Shenandoah’s program has finished in the Top 10 in the NCAA regional championships six times since 2008, including a 9th-place finish in 2019 and 10th in 2021. “2010 (Amy Smith ’12) and 2021 (Erin Atkinson ’21, ’23) were the only two years where SU had an NCAA National Championship qualifier,” Marrocco added. Regional championships are scheduled on Nov. 12.
This weekend, the team is set to compete at the Inter-Regional Border Battle in Glassboro, New Jersey, where teams from seven districts will be represented.
While the rankings are impressive, they don’t have any bearing on national qualification, according to Marrocco. “We could be ranked #1 all season long, but if we do not run well at the actual regional championship, we do not move on to nationals,” he said. “The rankings help teams, fans, etc., understand how well a team is doing since cross country doesn’t have a win-loss record like most other sports have.”
That said, he added that he believes the team’s current success is all down to the team’s camaraderie. “Shenandoah has a very committed group of young women that work together, support each other, and push for their common goals,” he said. “Makenna Thrush ’25, our cross country women’s captain, as well as overall track and field program captain, began having weekly Zoom meetings in the summer with the team to discuss the goals they wanted to achieve.
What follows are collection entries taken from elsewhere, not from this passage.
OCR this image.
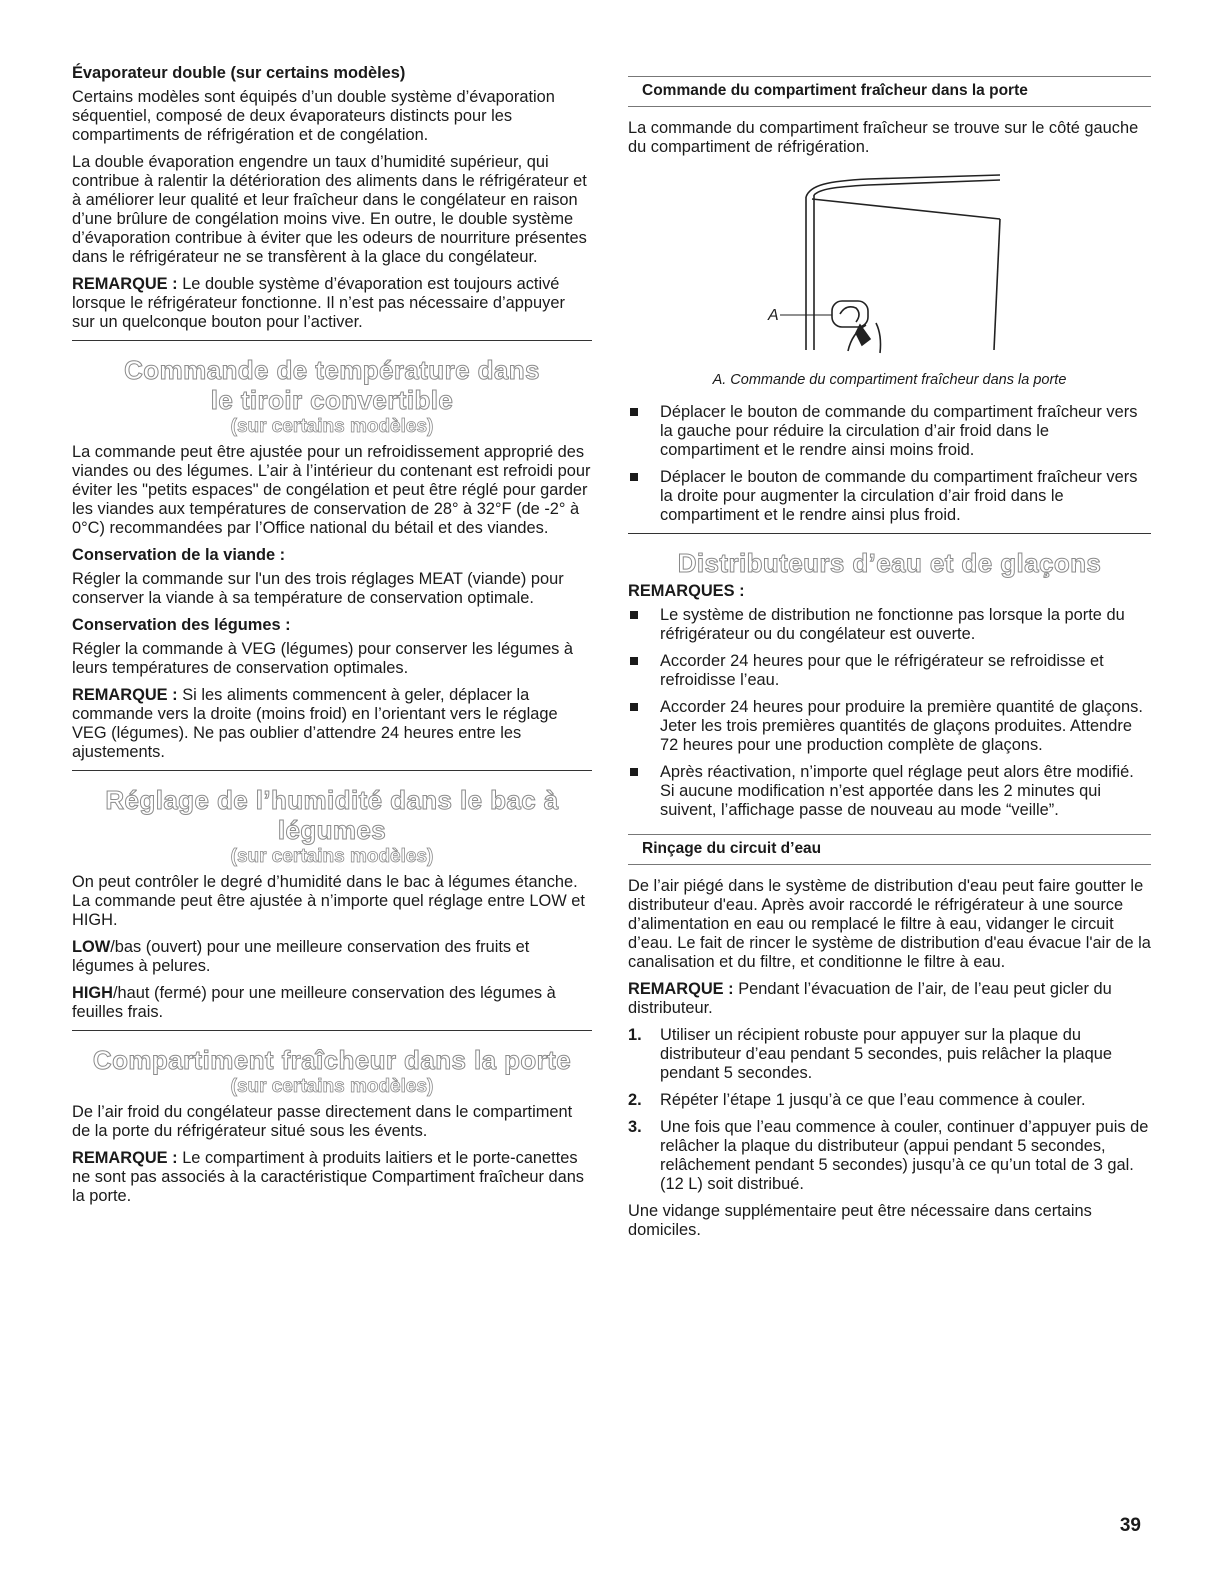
Évaporateur double (sur certains modèles)

Certains modèles sont équipés d’un double système d’évaporation séquentiel, composé de deux évaporateurs distincts pour les compartiments de réfrigération et de congélation.

La double évaporation engendre un taux d’humidité supérieur, qui contribue à ralentir la détérioration des aliments dans le réfrigérateur et à améliorer leur qualité et leur fraîcheur dans le congélateur en raison d’une brûlure de congélation moins vive. En outre, le double système d’évaporation contribue à éviter que les odeurs de nourriture présentes dans le réfrigérateur ne se transfèrent à la glace du congélateur.

REMARQUE : Le double système d’évaporation est toujours activé lorsque le réfrigérateur fonctionne. Il n’est pas nécessaire d’appuyer sur un quelconque bouton pour l’activer.

Commande de température dans
le tiroir convertible
(sur certains modèles)

La commande peut être ajustée pour un refroidissement approprié des viandes ou des légumes. L’air à l’intérieur du contenant est refroidi pour éviter les "petits espaces" de congélation et peut être réglé pour garder les viandes aux températures de conservation de 28° à 32°F (de -2° à 0°C) recommandées par l’Office national du bétail et des viandes.

Conservation de la viande :

Régler la commande sur l'un des trois réglages MEAT (viande) pour conserver la viande à sa température de conservation optimale.

Conservation des légumes :

Régler la commande à VEG (légumes) pour conserver les légumes à leurs températures de conservation optimales.

REMARQUE : Si les aliments commencent à geler, déplacer la commande vers la droite (moins froid) en l’orientant vers le réglage VEG (légumes). Ne pas oublier d’attendre 24 heures entre les ajustements.

Réglage de l’humidité dans le bac à
légumes
(sur certains modèles)

On peut contrôler le degré d’humidité dans le bac à légumes étanche. La commande peut être ajustée à n’importe quel réglage entre LOW et HIGH.

LOW/bas (ouvert) pour une meilleure conservation des fruits et légumes à pelures.

HIGH/haut (fermé) pour une meilleure conservation des légumes à feuilles frais.

Compartiment fraîcheur dans la porte
(sur certains modèles)

De l’air froid du congélateur passe directement dans le compartiment de la porte du réfrigérateur situé sous les évents.

REMARQUE : Le compartiment à produits laitiers et le porte-canettes ne sont pas associés à la caractéristique Compartiment fraîcheur dans la porte.

Commande du compartiment fraîcheur dans la porte

La commande du compartiment fraîcheur se trouve sur le côté gauche du compartiment de réfrigération.

A
A. Commande du compartiment fraîcheur dans la porte
Déplacer le bouton de commande du compartiment fraîcheur vers la gauche pour réduire la circulation d’air froid dans le compartiment et le rendre ainsi moins froid.
Déplacer le bouton de commande du compartiment fraîcheur vers la droite pour augmenter la circulation d’air froid dans le compartiment et le rendre ainsi plus froid.
Distributeurs d’eau et de glaçons
REMARQUES :
Le système de distribution ne fonctionne pas lorsque la porte du réfrigérateur ou du congélateur est ouverte.
Accorder 24 heures pour que le réfrigérateur se refroidisse et refroidisse l’eau.
Accorder 24 heures pour produire la première quantité de glaçons. Jeter les trois premières quantités de glaçons produites. Attendre 72 heures pour une production complète de glaçons.
Après réactivation, n’importe quel réglage peut alors être modifié. Si aucune modification n’est apportée dans les 2 minutes qui suivent, l’affichage passe de nouveau au mode “veille”.
Rinçage du circuit d’eau

De l’air piégé dans le système de distribution d'eau peut faire goutter le distributeur d'eau. Après avoir raccordé le réfrigérateur à une source d’alimentation en eau ou remplacé le filtre à eau, vidanger le circuit d’eau. Le fait de rincer le système de distribution d'eau évacue l'air de la canalisation et du filtre, et conditionne le filtre à eau.

REMARQUE : Pendant l’évacuation de l’air, de l’eau peut gicler du distributeur.

1. Utiliser un récipient robuste pour appuyer sur la plaque du distributeur d’eau pendant 5 secondes, puis relâcher la plaque pendant 5 secondes.
2. Répéter l’étape 1 jusqu’à ce que l’eau commence à couler.
3. Une fois que l’eau commence à couler, continuer d’appuyer puis de relâcher la plaque du distributeur (appui pendant 5 secondes, relâchement pendant 5 secondes) jusqu’à ce qu’un total de 3 gal. (12 L) soit distribué.

Une vidange supplémentaire peut être nécessaire dans certains domiciles.

39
They unanimously agreed that these were the goals they were going to go after, so it was then my job to get them there. We have individual meetings each week discussing upcoming workouts, previous race execution, and progress toward goals. They are true students of their sport, often asking me about training theory, human physiology, and how to better understand why we do particular workouts instead of others. In doing so, they trust me more, trust themselves more, and strengthen their belief in the direction we are heading.”